About this tool

Anoetus phoretic deutonymphs on bee Halictus parallelus

This tool is a response to significant pollinator losses that pose a threat to agricultural crops and native plants, as summarized in a Presidential Memorandum of June, 2014, and expanded upon in the Pollinator Research Action Plan. The loss of bee pollinators is a result of many causes, including habitat loss, exposure to pesticides, and introduced diseases and parasites. Bee Mite ID: Bee-Associated Mite Genera of the World strives to help reduce pollinator losses through accurate identification of bee-asssociated mites that may be harmful to their hosts.

Bee Mite ID can be used to:

  • identify adult and immature mites found on or in bees or their nests;
  • distinguish harmful mites from non-harmful mites;
  • narrow down possibilities of bee-associated mites based on bee genus names;
  • learn about mite morphology, mite life stages and sex differences, bee morphology, and relevant terminology;
  • view images of 90 mite taxa, including micrographs of slide-mounted specimens, images indicating diagnostic features, and images of mites on or within bees' bodies; and
  • access information about bee hosts, including the biology of bee-mite associations and the characteristics of mite feeding and dispersal.

Bee Mite ID contains an interactive key, fact sheets, an image gallery, and abundant supporting information. The interactive key allows you to choose characters to obtain a list of mite genera possibly matching your specimen. Consult fact sheets to find images and information for a particular mite genus, including its harmfulness rating, diagnostic characters, and information about its bee hosts and the biology of their association. Use the filterable image gallery of over 850 mite images to compare images from multiple taxa.

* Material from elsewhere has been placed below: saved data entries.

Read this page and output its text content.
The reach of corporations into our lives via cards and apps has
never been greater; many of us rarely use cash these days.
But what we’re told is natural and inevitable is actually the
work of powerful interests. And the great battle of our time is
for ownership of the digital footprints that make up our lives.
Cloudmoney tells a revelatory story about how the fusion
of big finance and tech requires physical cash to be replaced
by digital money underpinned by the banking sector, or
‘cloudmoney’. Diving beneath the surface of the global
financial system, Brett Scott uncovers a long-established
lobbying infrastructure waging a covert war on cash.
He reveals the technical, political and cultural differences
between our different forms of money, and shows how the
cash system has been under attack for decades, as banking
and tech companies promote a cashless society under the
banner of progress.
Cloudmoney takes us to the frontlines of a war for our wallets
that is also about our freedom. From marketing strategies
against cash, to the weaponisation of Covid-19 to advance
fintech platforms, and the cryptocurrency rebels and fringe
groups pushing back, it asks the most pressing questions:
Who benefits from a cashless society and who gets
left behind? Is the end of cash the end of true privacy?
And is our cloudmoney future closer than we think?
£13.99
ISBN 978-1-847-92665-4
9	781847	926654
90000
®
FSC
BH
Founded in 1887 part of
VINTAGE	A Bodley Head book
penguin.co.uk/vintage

A number of the components of this tool were specifically designed to help non-experts. Mite identification generally relies on microscopic characters, so slide-mounted specimens are usually required. In order to use this tool's key, fact sheets, and image gallery effectively, consult the preparation and photography page to learn how to slide-mount mites. There are also seven quick reference guides showing mites that disperse on the seven bee genera most often used for pollination. Many of these mites can be distinguished by shape without a compound microscope; see the quick reference page for tips on using these guides. The glossary provides definitions of mite terminology and is illustrated. It is supplemented by a mite morphology page that provides an overview, specifics on setae, solenidia, and suckers, and ways to determine sex. See the life stages page to learn even more about mites, and the bee morphology page, which points out bee body features referred to throughout the tool.

If you know the bee's genus name, you can use it to reduce the set of taxa remaining in the interactive key, in a fact sheet search to find fact sheets mentioning the bee as a mite host, or to take advantage of a quick reference guide if your bee is one of the seven.

Tips on using the fact sheets

  • A mite genus's harmfulness rating is the first piece of information each fact sheet offers. The applicable rating(s) are shown in brown and bold, and text usually appearing just below the rating explains it a bit further.
  • The "Diagnosis" topic is a set of characters that together uniquely identify a genus. If additional characters are listed, they will be under the subheading "Other diagnostic characters."
  • The "Host associations, feeding, and dispersal" topic concisely summarizes this information for easy reference, often extracting and repeating information that appears, in expanded form, in the "Biology" topic.
  • We suggest you view the pages with images, particularly the fact sheets and image gallery, at full window height in order to best see image details. The responsive design of the website causes the image sizes to decrease as screen or window size is reduced.
  • Because mites are nearly transparent when mounted on slides, it may be difficult to recognize the differences between dorsal and ventral views in images. Image captions indicate the correct view, and characters particular to one or the other view are indicated and can be clearly seen when you enlarge an image.